In this blog article I take a quick shot at answering three basic data science questions:
- What is data analysis?
- What is modeling (i.e. computer modeling, mathematical modeling, simulations)?
- Where does data come from?
What is data analysis?
When we do data analysis, we perform mathematical and logical operations on a collection of data (generally called a dataset).
The results of these operations allow us to draw conclusions about the objects, systems or processes that are generating the data (what the data is about).
Analysis can also allow us to structure objects in useful ways. For example, it might allow us to:
- group similar objects together
- classify objects into particular categories
- make predictions about the current and future behaviors or properties of these objects or similar objects.

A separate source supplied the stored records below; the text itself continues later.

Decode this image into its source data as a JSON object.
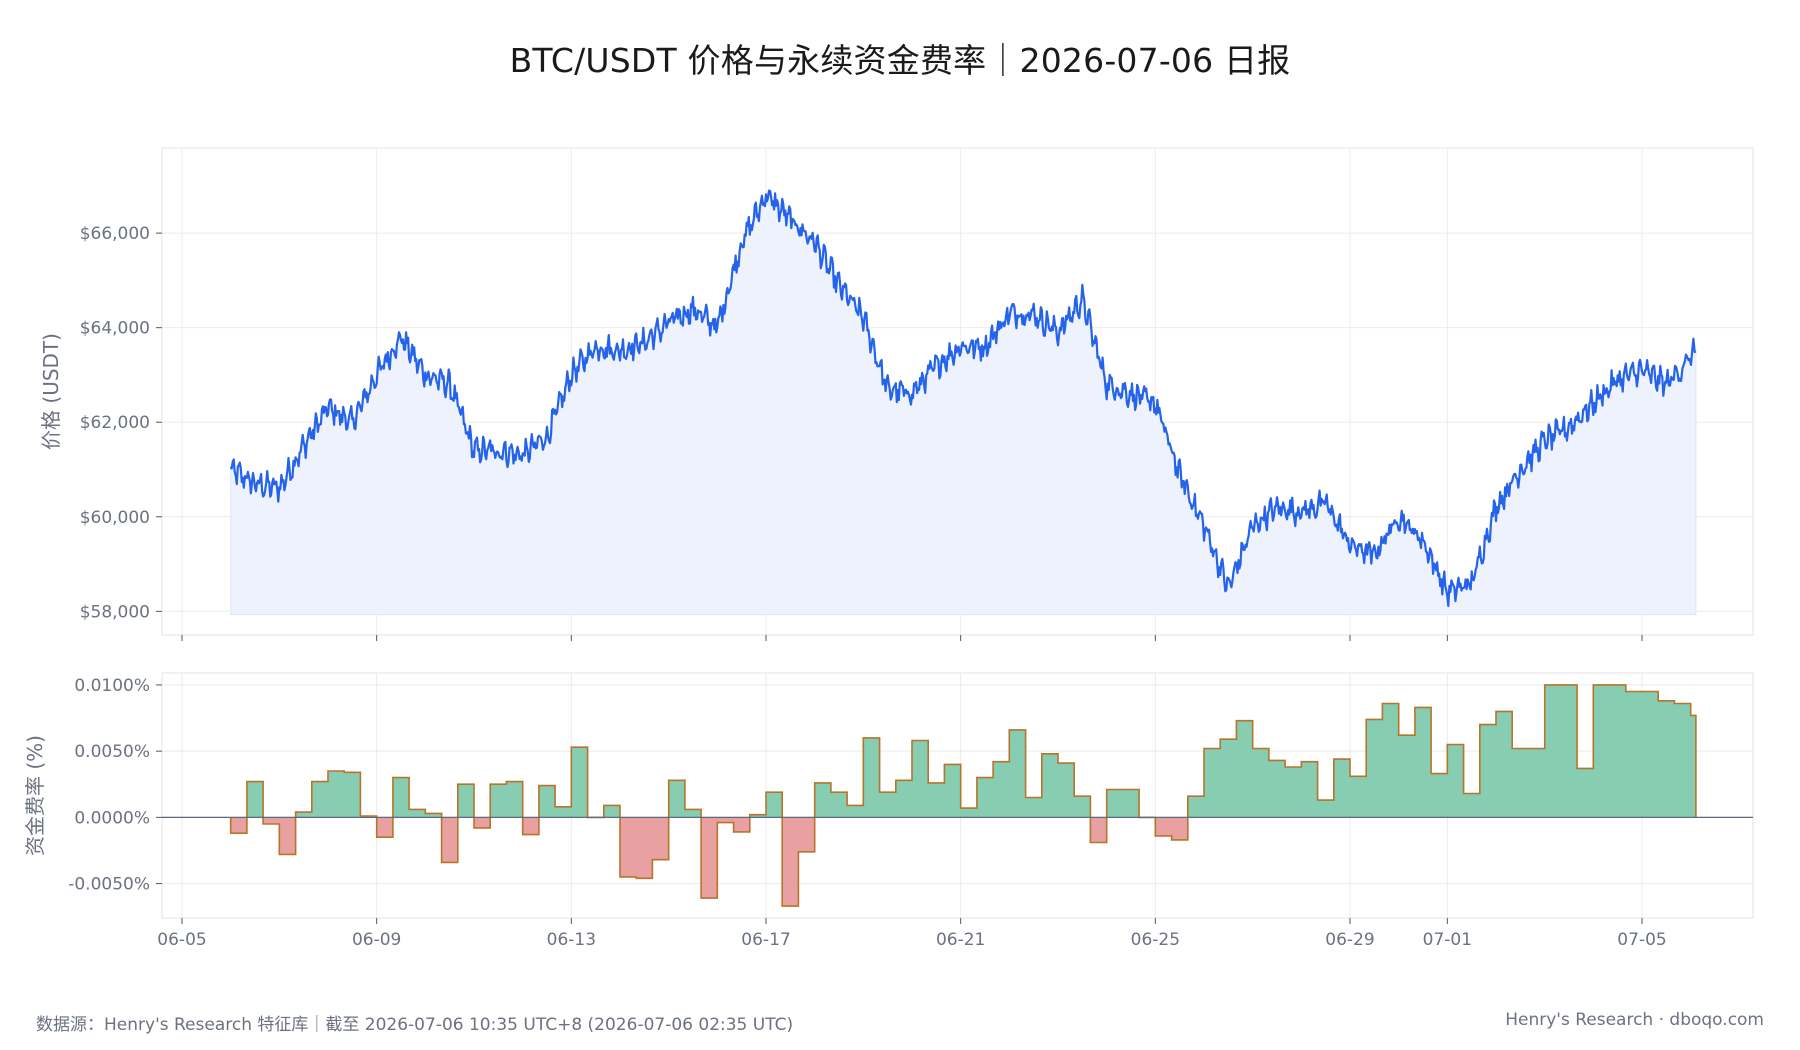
{
  "title": "BTC/USDT 价格与永续资金费率｜2026-07-06 日报",
  "footer": {
    "source": "数据源：Henry's Research 特征库｜截至 2026-07-06 10:35 UTC+8 (2026-07-06 02:35 UTC)",
    "brand": "Henry's Research · dboqo.com"
  },
  "colors": {
    "price_line": "#2563eb",
    "price_fill": "#eef2fc",
    "funding_positive": "#86cdb2",
    "funding_negative": "#e8a0a0",
    "funding_outline": "#b8742a",
    "grid": "#ebebeb",
    "zero_line": "#5b6b7c"
  },
  "chart_data": [
    {
      "type": "line",
      "ylabel": "价格 (USDT)",
      "yticks": [
        "$58,000",
        "$60,000",
        "$62,000",
        "$64,000",
        "$66,000"
      ],
      "ylim": [
        57500,
        67800
      ],
      "xlim": [
        "2026-06-05",
        "2026-07-06"
      ],
      "grid": true,
      "area_fill": true,
      "x": [
        "2026-06-06T00:00",
        "2026-06-06T12:00",
        "2026-06-07T00:00",
        "2026-06-07T12:00",
        "2026-06-08T00:00",
        "2026-06-08T12:00",
        "2026-06-09T00:00",
        "2026-06-09T12:00",
        "2026-06-10T00:00",
        "2026-06-10T12:00",
        "2026-06-11T00:00",
        "2026-06-11T12:00",
        "2026-06-12T00:00",
        "2026-06-12T12:00",
        "2026-06-13T00:00",
        "2026-06-13T12:00",
        "2026-06-14T00:00",
        "2026-06-14T12:00",
        "2026-06-15T00:00",
        "2026-06-15T12:00",
        "2026-06-16T00:00",
        "2026-06-16T12:00",
        "2026-06-17T00:00",
        "2026-06-17T12:00",
        "2026-06-18T00:00",
        "2026-06-18T12:00",
        "2026-06-19T00:00",
        "2026-06-19T12:00",
        "2026-06-20T00:00",
        "2026-06-20T12:00",
        "2026-06-21T00:00",
        "2026-06-21T12:00",
        "2026-06-22T00:00",
        "2026-06-22T12:00",
        "2026-06-23T00:00",
        "2026-06-23T12:00",
        "2026-06-24T00:00",
        "2026-06-24T12:00",
        "2026-06-25T00:00",
        "2026-06-25T12:00",
        "2026-06-26T00:00",
        "2026-06-26T12:00",
        "2026-06-27T00:00",
        "2026-06-27T12:00",
        "2026-06-28T00:00",
        "2026-06-28T12:00",
        "2026-06-29T00:00",
        "2026-06-29T12:00",
        "2026-06-30T00:00",
        "2026-06-30T12:00",
        "2026-07-01T00:00",
        "2026-07-01T12:00",
        "2026-07-02T00:00",
        "2026-07-02T12:00",
        "2026-07-03T00:00",
        "2026-07-03T12:00",
        "2026-07-04T00:00",
        "2026-07-04T12:00",
        "2026-07-05T00:00",
        "2026-07-05T12:00",
        "2026-07-06T02:35"
      ],
      "series": [
        {
          "values": [
            61000,
            60700,
            60600,
            61500,
            62300,
            62000,
            63000,
            63800,
            63000,
            62800,
            61400,
            61400,
            61300,
            61700,
            63000,
            63600,
            63500,
            63700,
            64100,
            64400,
            64000,
            65800,
            66800,
            66300,
            65800,
            64900,
            64200,
            62700,
            62600,
            63200,
            63600,
            63600,
            64300,
            64300,
            63900,
            64600,
            62800,
            62600,
            62400,
            60900,
            59800,
            58500,
            59800,
            60200,
            60100,
            60300,
            59400,
            59200,
            60000,
            59500,
            58400,
            58600,
            60200,
            61000,
            61600,
            61900,
            62400,
            62900,
            63100,
            62800,
            63500
          ]
        }
      ]
    },
    {
      "type": "bar",
      "step": true,
      "ylabel": "资金费率 (%)",
      "yticks": [
        "-0.0050%",
        "0.0000%",
        "0.0050%",
        "0.0100%"
      ],
      "ylim": [
        -0.0076,
        0.0109
      ],
      "grid": true,
      "x": [
        "2026-06-06T00:00",
        "2026-06-06T08:00",
        "2026-06-06T16:00",
        "2026-06-07T00:00",
        "2026-06-07T08:00",
        "2026-06-07T16:00",
        "2026-06-08T00:00",
        "2026-06-08T08:00",
        "2026-06-08T16:00",
        "2026-06-09T00:00",
        "2026-06-09T08:00",
        "2026-06-09T16:00",
        "2026-06-10T00:00",
        "2026-06-10T08:00",
        "2026-06-10T16:00",
        "2026-06-11T00:00",
        "2026-06-11T08:00",
        "2026-06-11T16:00",
        "2026-06-12T00:00",
        "2026-06-12T08:00",
        "2026-06-12T16:00",
        "2026-06-13T00:00",
        "2026-06-13T08:00",
        "2026-06-13T16:00",
        "2026-06-14T00:00",
        "2026-06-14T08:00",
        "2026-06-14T16:00",
        "2026-06-15T00:00",
        "2026-06-15T08:00",
        "2026-06-15T16:00",
        "2026-06-16T00:00",
        "2026-06-16T08:00",
        "2026-06-16T16:00",
        "2026-06-17T00:00",
        "2026-06-17T08:00",
        "2026-06-17T16:00",
        "2026-06-18T00:00",
        "2026-06-18T08:00",
        "2026-06-18T16:00",
        "2026-06-19T00:00",
        "2026-06-19T08:00",
        "2026-06-19T16:00",
        "2026-06-20T00:00",
        "2026-06-20T08:00",
        "2026-06-20T16:00",
        "2026-06-21T00:00",
        "2026-06-21T08:00",
        "2026-06-21T16:00",
        "2026-06-22T00:00",
        "2026-06-22T08:00",
        "2026-06-22T16:00",
        "2026-06-23T00:00",
        "2026-06-23T08:00",
        "2026-06-23T16:00",
        "2026-06-24T00:00",
        "2026-06-24T08:00",
        "2026-06-24T16:00",
        "2026-06-25T00:00",
        "2026-06-25T08:00",
        "2026-06-25T16:00",
        "2026-06-26T00:00",
        "2026-06-26T08:00",
        "2026-06-26T16:00",
        "2026-06-27T00:00",
        "2026-06-27T08:00",
        "2026-06-27T16:00",
        "2026-06-28T00:00",
        "2026-06-28T08:00",
        "2026-06-28T16:00",
        "2026-06-29T00:00",
        "2026-06-29T08:00",
        "2026-06-29T16:00",
        "2026-06-30T00:00",
        "2026-06-30T08:00",
        "2026-06-30T16:00",
        "2026-07-01T00:00",
        "2026-07-01T08:00",
        "2026-07-01T16:00",
        "2026-07-02T00:00",
        "2026-07-02T08:00",
        "2026-07-02T16:00",
        "2026-07-03T00:00",
        "2026-07-03T08:00",
        "2026-07-03T16:00",
        "2026-07-04T00:00",
        "2026-07-04T08:00",
        "2026-07-04T16:00",
        "2026-07-05T00:00",
        "2026-07-05T08:00",
        "2026-07-05T16:00",
        "2026-07-06T00:00"
      ],
      "series": [
        {
          "values": [
            -0.0012,
            0.0027,
            -0.0005,
            -0.0028,
            0.0004,
            0.0027,
            0.0035,
            0.0034,
            0.0001,
            -0.0015,
            0.003,
            0.0006,
            0.0003,
            -0.0034,
            0.0025,
            -0.0008,
            0.0025,
            0.0027,
            -0.0013,
            0.0024,
            0.0008,
            0.0053,
            0.0,
            0.0009,
            -0.0045,
            -0.0046,
            -0.0032,
            0.0028,
            0.0006,
            -0.0061,
            -0.0004,
            -0.0011,
            0.0002,
            0.0019,
            -0.0067,
            -0.0026,
            0.0026,
            0.0019,
            0.0009,
            0.006,
            0.0019,
            0.0028,
            0.0058,
            0.0026,
            0.004,
            0.0007,
            0.003,
            0.0042,
            0.0066,
            0.0015,
            0.0048,
            0.0041,
            0.0016,
            -0.0019,
            0.0021,
            0.0021,
            0.0,
            -0.0014,
            -0.0017,
            0.0016,
            0.0052,
            0.0059,
            0.0073,
            0.0052,
            0.0043,
            0.0038,
            0.0042,
            0.0013,
            0.0044,
            0.0031,
            0.0074,
            0.0086,
            0.0062,
            0.0083,
            0.0033,
            0.0055,
            0.0018,
            0.007,
            0.008,
            0.0052,
            0.0052,
            0.01,
            0.01,
            0.0037,
            0.01,
            0.01,
            0.0095,
            0.0095,
            0.0088,
            0.0086,
            0.0077
          ]
        }
      ]
    }
  ],
  "x_axis": {
    "ticks": [
      {
        "date": "2026-06-05",
        "label": "06-05"
      },
      {
        "date": "2026-06-09",
        "label": "06-09"
      },
      {
        "date": "2026-06-13",
        "label": "06-13"
      },
      {
        "date": "2026-06-17",
        "label": "06-17"
      },
      {
        "date": "2026-06-21",
        "label": "06-21"
      },
      {
        "date": "2026-06-25",
        "label": "06-25"
      },
      {
        "date": "2026-06-29",
        "label": "06-29"
      },
      {
        "date": "2026-07-01",
        "label": "07-01"
      },
      {
        "date": "2026-07-05",
        "label": "07-05"
      }
    ]
  }
}
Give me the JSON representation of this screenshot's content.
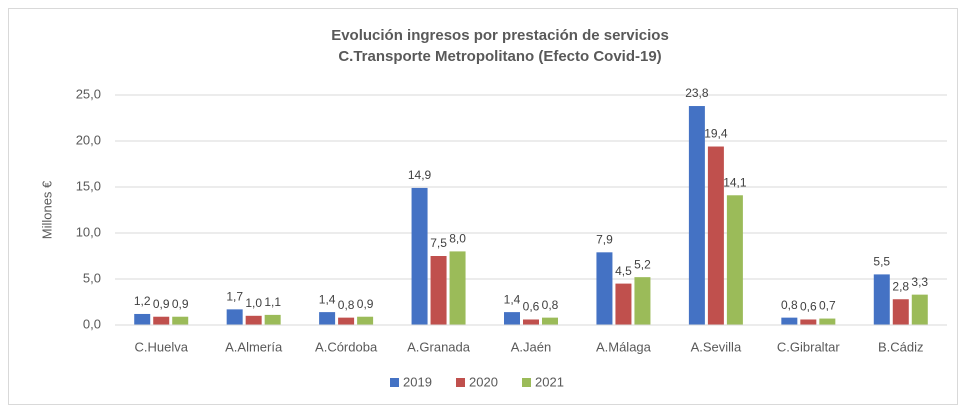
{
  "chart_data": {
    "type": "bar",
    "title": "Evolución ingresos por prestación de servicios",
    "subtitle": "C.Transporte Metropolitano (Efecto Covid-19)",
    "y_label": "Millones €",
    "categories": [
      "C.Huelva",
      "A.Almería",
      "A.Córdoba",
      "A.Granada",
      "A.Jaén",
      "A.Málaga",
      "A.Sevilla",
      "C.Gibraltar",
      "B.Cádiz"
    ],
    "series": [
      {
        "name": "2019",
        "color": "#4472c4",
        "values": [
          1.2,
          1.7,
          1.4,
          14.9,
          1.4,
          7.9,
          23.8,
          0.8,
          5.5
        ],
        "value_labels": [
          "1,2",
          "1,7",
          "1,4",
          "14,9",
          "1,4",
          "7,9",
          "23,8",
          "0,8",
          "5,5"
        ]
      },
      {
        "name": "2020",
        "color": "#c0504d",
        "values": [
          0.9,
          1.0,
          0.8,
          7.5,
          0.6,
          4.5,
          19.4,
          0.6,
          2.8
        ],
        "value_labels": [
          "0,9",
          "1,0",
          "0,8",
          "7,5",
          "0,6",
          "4,5",
          "19,4",
          "0,6",
          "2,8"
        ]
      },
      {
        "name": "2021",
        "color": "#9bbb59",
        "values": [
          0.9,
          1.1,
          0.9,
          8.0,
          0.8,
          5.2,
          14.1,
          0.7,
          3.3
        ],
        "value_labels": [
          "0,9",
          "1,1",
          "0,9",
          "8,0",
          "0,8",
          "5,2",
          "14,1",
          "0,7",
          "3,3"
        ]
      }
    ],
    "ylim": [
      0,
      25
    ],
    "yticks": [
      {
        "value": 0,
        "label": "0,0"
      },
      {
        "value": 5,
        "label": "5,0"
      },
      {
        "value": 10,
        "label": "10,0"
      },
      {
        "value": 15,
        "label": "15,0"
      },
      {
        "value": 20,
        "label": "20,0"
      },
      {
        "value": 25,
        "label": "25,0"
      }
    ],
    "grid": true,
    "legend": "bottom"
  }
}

This might in turn produce useful new data objects or structures:
- decision trees that can then be used to make decisions
- networks that can be used to trace connections and understand links between objects
- logical or mathematical statements that describe something interesting about the objects and their relationship to other objects
- systems models that can make predictions about the current or future behavior of objects and systems
- new categories, classifications or groupings of objects.
What is modeling?
Modelling is the act of creating models. But what is a model? And what is it good for?
There are a number of different definitions of a model, but I favor Grier’s approach: a model is a structure (physical or virtual) with useful similarities to something else that is of interest. This real world ‘something’ might be an object (or type of object), a system or a process. Modellers usually refer to this as the target (or target system). It’s the part of the world that we want to learn about and understand better.
Models are created using information and data about the target system. This information determines the structure of the model. The modeler must also decide how to properly relate the model to the target.
Once a model is created we can use it to predict or learn about the behavior of the target system. We can also use models to ask ‘what if’ questions- i.e. “If I were to change this aspect of my target system, how would its overall behavior likely change as a result?”
Where does data come from?
Both data analysis and modeling need data to work with. But where does data come from?
Data consists of observations or information about objects, system or processes of interest. Data may be collected by hand, automatically by computer, or some combination of the two (e.g. entered by hand into computer based forms).
Once collected, it may reside in files (e.g. comma or tab delimited text files), spreadsheets (e.g. Excel) or databases (e.g. MySQL, Microsoft Access, Oracle, SQL Server).
Data may also exist in the form of documents and websites. This is referred to as unstructured data (or in the case of websites, semi-structured data). Unstructured data can be analyzed to give it more structure, at which point it may become semi-structured or structured data. The resulting data can then be stored in a database for further analysis, or used to create a model of the target system.